Juan E. Méndez is Professor of Human Rights Law in Residence at the Washington College of Law, The American University and the author – with Marjory Wentworth – of Taking a Stand: The Evolution of Human Rights (New York and London: Palgrave MacMillan, 2011). Beginning Nov. 1, 2010 and until October 31, 2016, he served as the UN Special Rapporteur on Torture and Other Cruel, Inhuman or Degrading Treatment or Punishment. In the summer of 2009 he was a Scholar-in-Residence at the Ford Foundation in New York. Between 2004 and 2009 he was President of the International Center for Transitional Justice. Starting in August 2004 and until March 31, 2007, he was also concurrently the Special Advisor to the Secretary General of the UN on the Prevention of Genocide. In 2010 and 2011 he was Co-Chair of the Human Rights Institute of the International Bar Association. A native of Lomas de Zamora, Argentina, Mr. Méndez has dedicated his legal career to the defense of human rights and has a long and distinguished record of advocacy throughout the Americas. As a result of his involvement in representing political prisoners, the Argentinean military dictatorship arrested him and subjected him to torture and administrative detention for a year and a half. During this time, Amnesty International adopted him as a "Prisoner of Conscience." After being expelled from his country in 1977, Mr. Mendez settled in the United States with his family.
For 15 years, he worked with Human Rights Watch, concentrating his efforts on human rights issues in the western hemisphere, and helping to build the organization into one of the most widely respected in the world. In 1994, he became General Counsel of Human Rights Watch, with worldwide duties in support of the organization's mission, including responsibility for the organization's litigation and standard‑setting activities. From 1996 to 1999, Mr. Méndez was the Executive Director of the Inter‑American Institute of Human Rights in Costa Rica. Between October 1999 and May 2004 he was Professor of Law and Director of the Center for Civil and Human Rights at the University of Notre Dame, Indiana. Between 2000 and 2003 he was a member of the Inter-American Commission on Human Rights of the Organization of American States, and served as President in 2002.
At the Washington College of Law he is Faculty Director of the Anti-Torture Initiative, a project of WCL’s Center for Human Rights and Humanitarian Law. He has taught International Human Rights Law at Georgetown Law School and at the Johns Hopkins School of Advanced International Studies, and he teaches regularly at the Oxford Masters Program in International Human Rights Law in the United Kingdom and in the summer Human Rights Academy at American University in Washington. He holds doctorates honoris causa from the University of Quebec in Montreal (UQAM, 2007), the National University of La Plata, Argentina (2012) and the National University of Mar del Plata, Argentina (2015).

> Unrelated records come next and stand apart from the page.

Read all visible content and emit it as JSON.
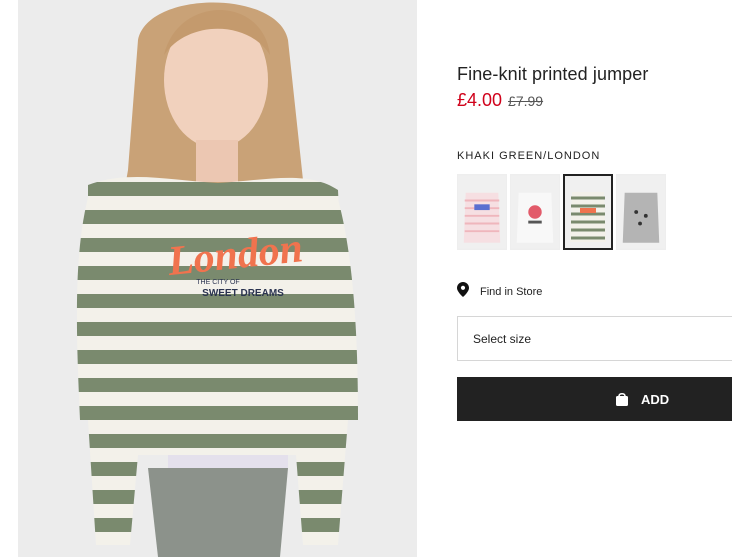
{
  "product": {
    "title": "Fine-knit printed jumper",
    "price_current": "£4.00",
    "price_original": "£7.99",
    "color_name": "KHAKI GREEN/LONDON",
    "image_print": {
      "line1": "London",
      "line2": "THE CITY OF",
      "line3": "SWEET DREAMS"
    }
  },
  "swatches": [
    {
      "name": "pink-stripe",
      "accent": "#f4c4c8",
      "selected": false
    },
    {
      "name": "white-print",
      "accent": "#e8e8e8",
      "selected": false
    },
    {
      "name": "khaki-green-london",
      "accent": "#7a8a70",
      "selected": true
    },
    {
      "name": "grey-print",
      "accent": "#9a9a9a",
      "selected": false
    }
  ],
  "store": {
    "find_label": "Find in Store",
    "icon": "map-pin-icon"
  },
  "size": {
    "placeholder": "Select size"
  },
  "cart": {
    "add_label": "ADD",
    "icon": "shopping-bag-icon"
  },
  "colors": {
    "sale": "#d0021b",
    "button": "#222222",
    "stripe_green": "#7a8a6e",
    "print_orange": "#f0734e",
    "print_navy": "#2a3350"
  }
}
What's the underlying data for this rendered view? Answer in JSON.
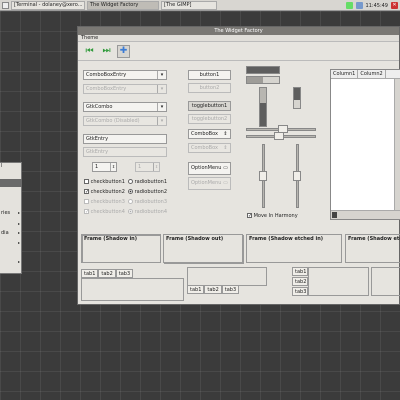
{
  "panel": {
    "tasks": [
      "[Terminal - dolaney@xero...",
      "The Widget Factory",
      "[The GIMP]"
    ],
    "clock": "11:45:49"
  },
  "menu": {
    "items": [
      {
        "label": "l",
        "arrow": ""
      },
      {
        "label": "",
        "arrow": "",
        "selected": true
      },
      {
        "label": "ries",
        "arrow": "▸"
      },
      {
        "label": "",
        "arrow": "▸"
      },
      {
        "label": "dia",
        "arrow": "▸"
      },
      {
        "label": "",
        "arrow": "▸"
      },
      {
        "label": "",
        "arrow": "▸"
      }
    ]
  },
  "window": {
    "title": "The Widget Factory",
    "menu_label": "Theme",
    "col1": {
      "combo_entry": "ComboBoxEntry",
      "combo_entry_dis": "ComboBoxEntry",
      "gtkcombo": "GtkCombo",
      "gtkcombo_dis": "GtkCombo (Disabled)",
      "entry": "GtkEntry",
      "entry_dis": "GtkEntry",
      "spin": "1",
      "spin_dis": "1",
      "check1": "checkbutton1",
      "check2": "checkbutton2",
      "check3": "checkbutton3",
      "check4": "checkbutton4",
      "radio1": "radiobutton1",
      "radio2": "radiobutton2",
      "radio3": "radiobutton3",
      "radio4": "radiobutton4"
    },
    "col2": {
      "button1": "button1",
      "button2": "button2",
      "toggle1": "togglebutton1",
      "toggle2": "togglebutton2",
      "combobox": "ComboBox",
      "combobox_dis": "ComboBox",
      "optionmenu": "OptionMenu",
      "optionmenu_dis": "OptionMenu"
    },
    "move_harmony": "Move In Harmony",
    "list": {
      "col1": "Column1",
      "col2": "Column2"
    },
    "frames": [
      "Frame (Shadow in)",
      "Frame (Shadow out)",
      "Frame (Shadow etched in)",
      "Frame (Shadow etched ou"
    ],
    "tabs": [
      "tab1",
      "tab2",
      "tab3"
    ]
  }
}
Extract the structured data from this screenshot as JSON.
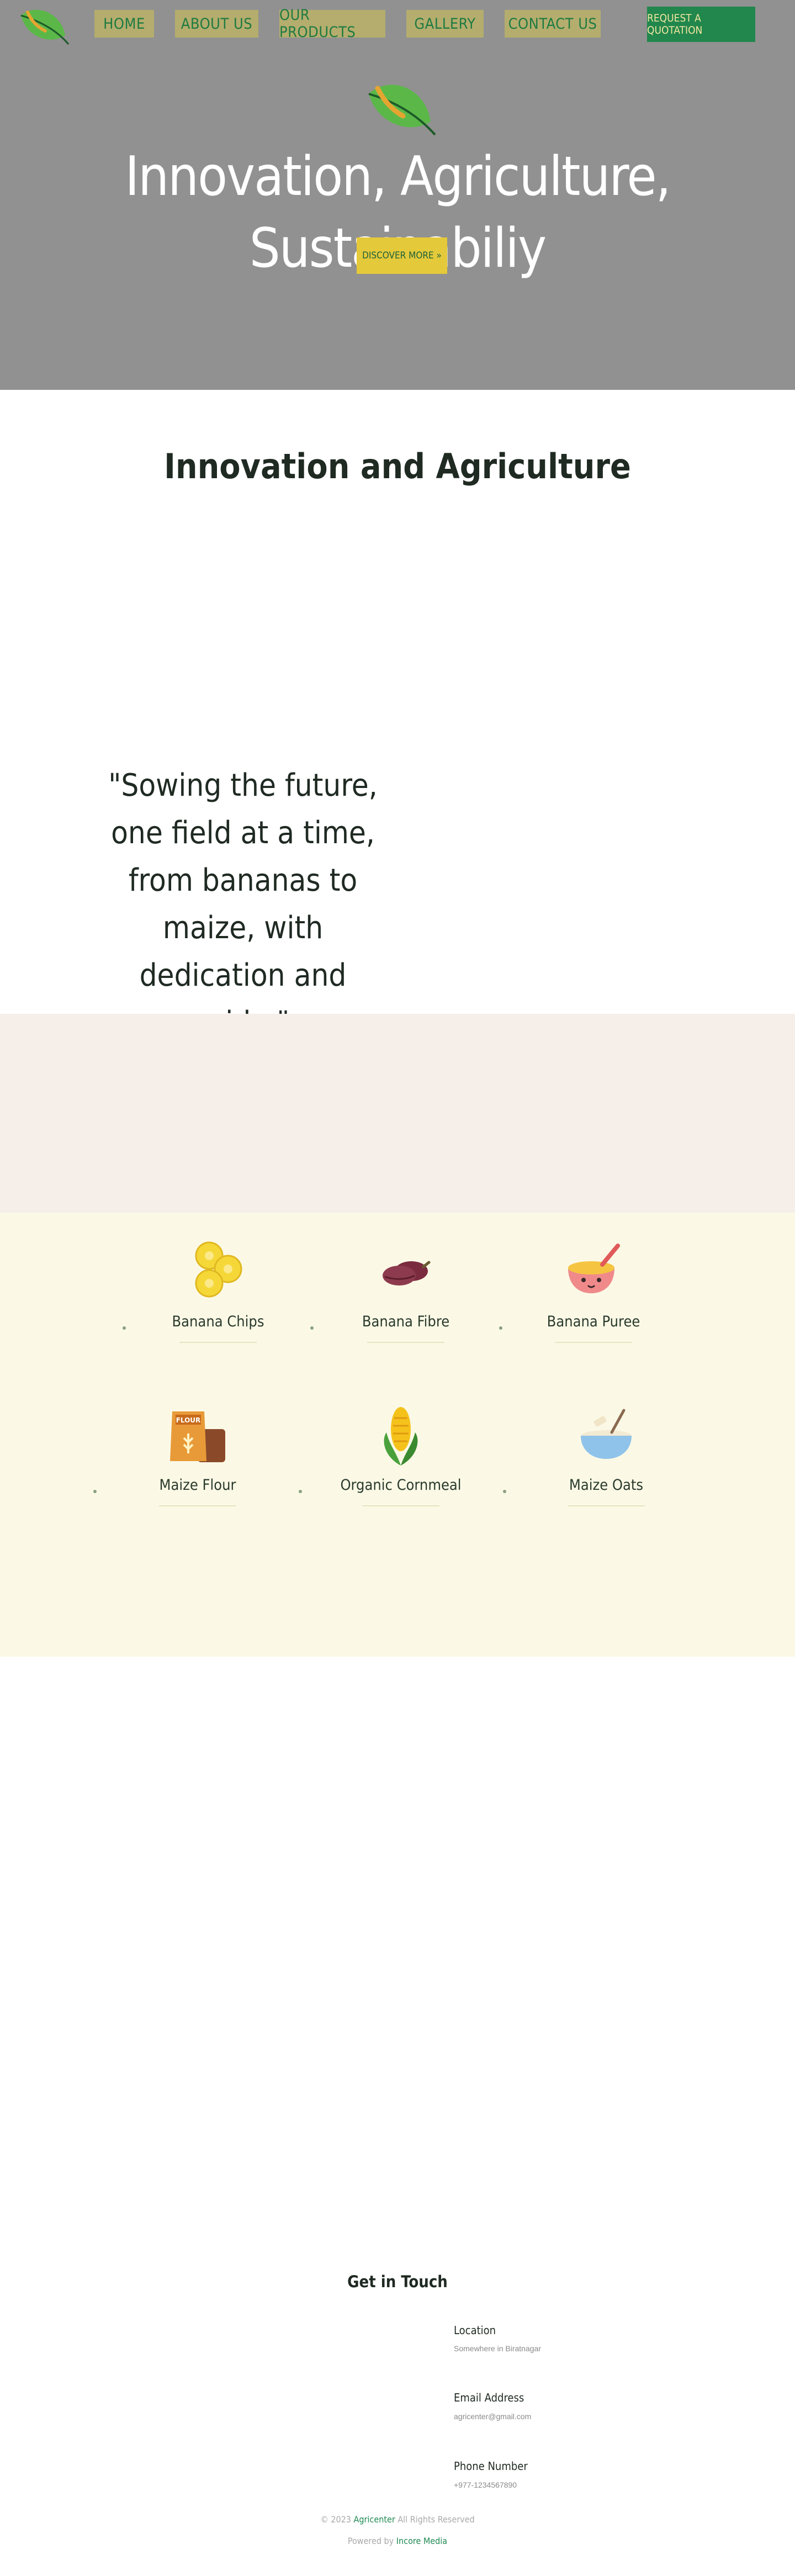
{
  "nav": {
    "items": [
      "Home",
      "About Us",
      "Our Products",
      "Gallery",
      "Contact Us"
    ],
    "cta": "Request A Quotation"
  },
  "hero": {
    "title": "Innovation, Agriculture, Sustainabiliy",
    "button": "Discover More »"
  },
  "innovation": {
    "title": "Innovation and Agriculture",
    "quote": "\"Sowing the future, one field at a time, from bananas to maize, with dedication and pride.\""
  },
  "products": [
    {
      "name": "Banana Chips",
      "icon": "banana-chips-icon"
    },
    {
      "name": "Banana Fibre",
      "icon": "banana-fibre-icon"
    },
    {
      "name": "Banana Puree",
      "icon": "banana-puree-icon"
    },
    {
      "name": "Maize Flour",
      "icon": "maize-flour-icon"
    },
    {
      "name": "Organic Cornmeal",
      "icon": "corn-icon"
    },
    {
      "name": "Maize Oats",
      "icon": "oats-bowl-icon"
    }
  ],
  "contact": {
    "title": "Get in Touch",
    "location_label": "Location",
    "location_value": "Somewhere in Biratnagar",
    "email_label": "Email Address",
    "email_value": "agricenter@gmail.com",
    "phone_label": "Phone Number",
    "phone_value": "+977-1234567890"
  },
  "footer": {
    "copyright_prefix": "© 2023",
    "brand": "Agricenter",
    "copyright_suffix": "All Rights Reserved",
    "powered_prefix": "Powered by",
    "powered_by": "Incore Media"
  },
  "colors": {
    "hero_bg": "#919191",
    "nav_item_bg": "#b4ad6d",
    "accent_green": "#21874c",
    "cta_yellow": "#e4c93a",
    "band_beige": "#f5eee9",
    "band_cream": "#fbf9e6"
  }
}
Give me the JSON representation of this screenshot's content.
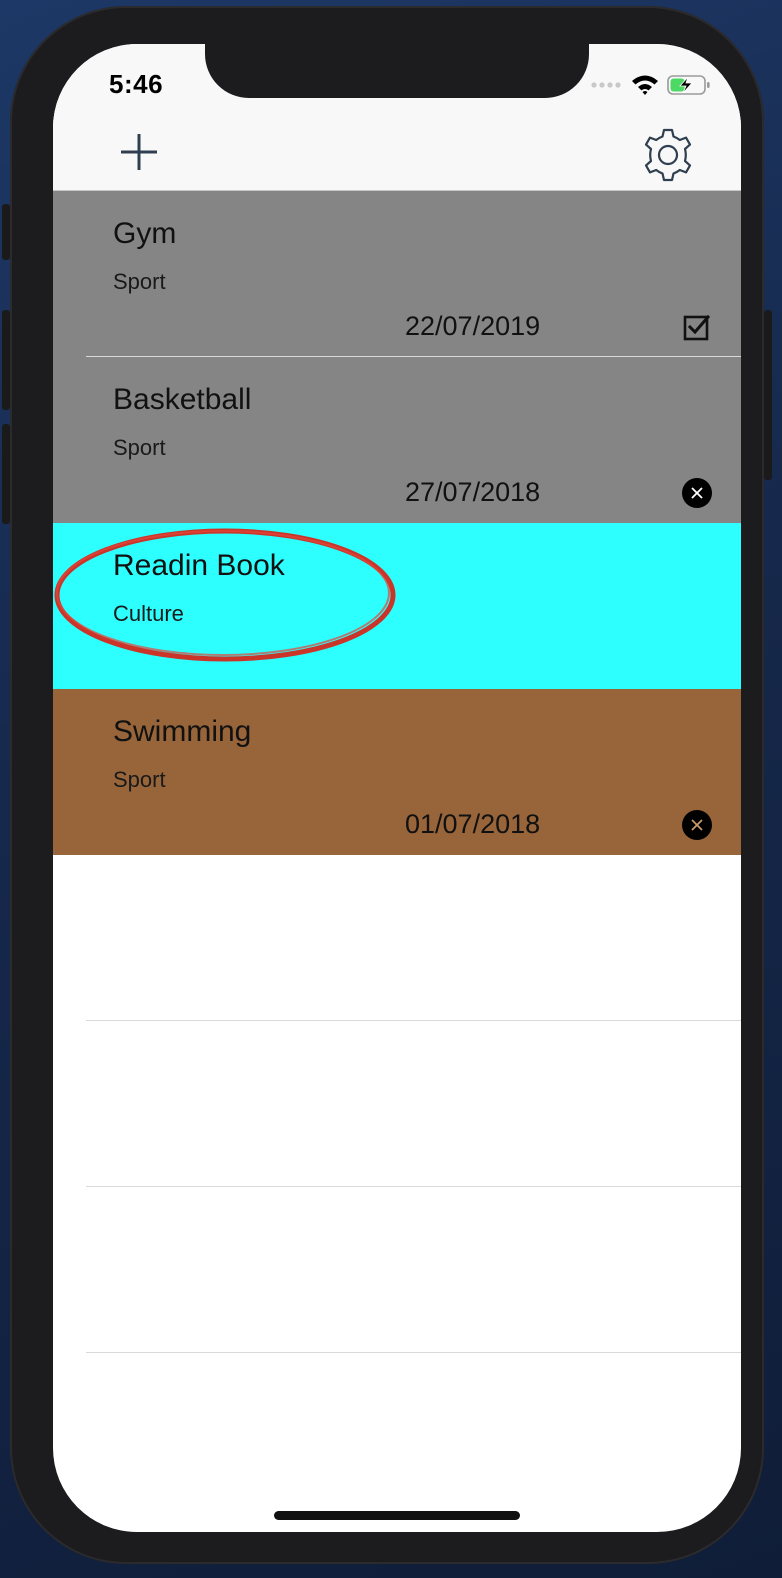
{
  "status_bar": {
    "time": "5:46"
  },
  "toolbar": {
    "add_icon": "plus-icon",
    "settings_icon": "gear-icon"
  },
  "activities": [
    {
      "title": "Gym",
      "category": "Sport",
      "date": "22/07/2019",
      "status": "checked",
      "status_icon": "checkbox-checked-icon",
      "background": "#858585"
    },
    {
      "title": "Basketball",
      "category": "Sport",
      "date": "27/07/2018",
      "status": "cancelled",
      "status_icon": "close-circle-icon",
      "background": "#858585"
    },
    {
      "title": "Readin Book",
      "category": "Culture",
      "date": "",
      "status": "none",
      "status_icon": "",
      "background": "#2dfffe"
    },
    {
      "title": "Swimming",
      "category": "Sport",
      "date": "01/07/2018",
      "status": "cancelled",
      "status_icon": "close-circle-icon",
      "background": "#98653a"
    }
  ],
  "colors": {
    "annotation": "#d42a1e",
    "navbar": "#f8f8f8",
    "icon_tint": "#2f3f4f"
  }
}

He is the recipient of several human rights awards, the most recent being the Eclipse Award by the Center for Victims of Torture (2016), the Adlai Stevenson Award of the United Nations Associations of the United States, Princeton-Trenton Chapter (December 2015), the Louis B Sohn Award by the United Nations Association of the National Capital Area (UNA-NCA) in December 2014 and the Letelier-Moffitt Human Rights Award by the Institute for Policy Studies, Washington DC, in October 2014. He has also received the Goler T. Butcher Medal from the American Society of International Law, in 2010; the inaugural “Monsignor Oscar A. Romero Award for Leadership in Service to Human Rights,” by the University of Dayton in April 2000, and the “Jeanne and Joseph Sullivan Award” of the Heartland Alliance, Chicago, in May 2003.
Mr. Méndez is a member of the bar of Mar del Plata and Buenos Aires, Argentina and of the District of Columbia, U.S., having earned a J.D. from Stella Maris Catholic University in Argentina and a certificate from the American University, Washington College of Law.
His current field of practice is International Human Rights Law, with expertise in Transitional Justice, Prevention of Genocide and Mass Atrocities, Rights of Persons Deprived of Liberty, and the Right to Personal Integrity.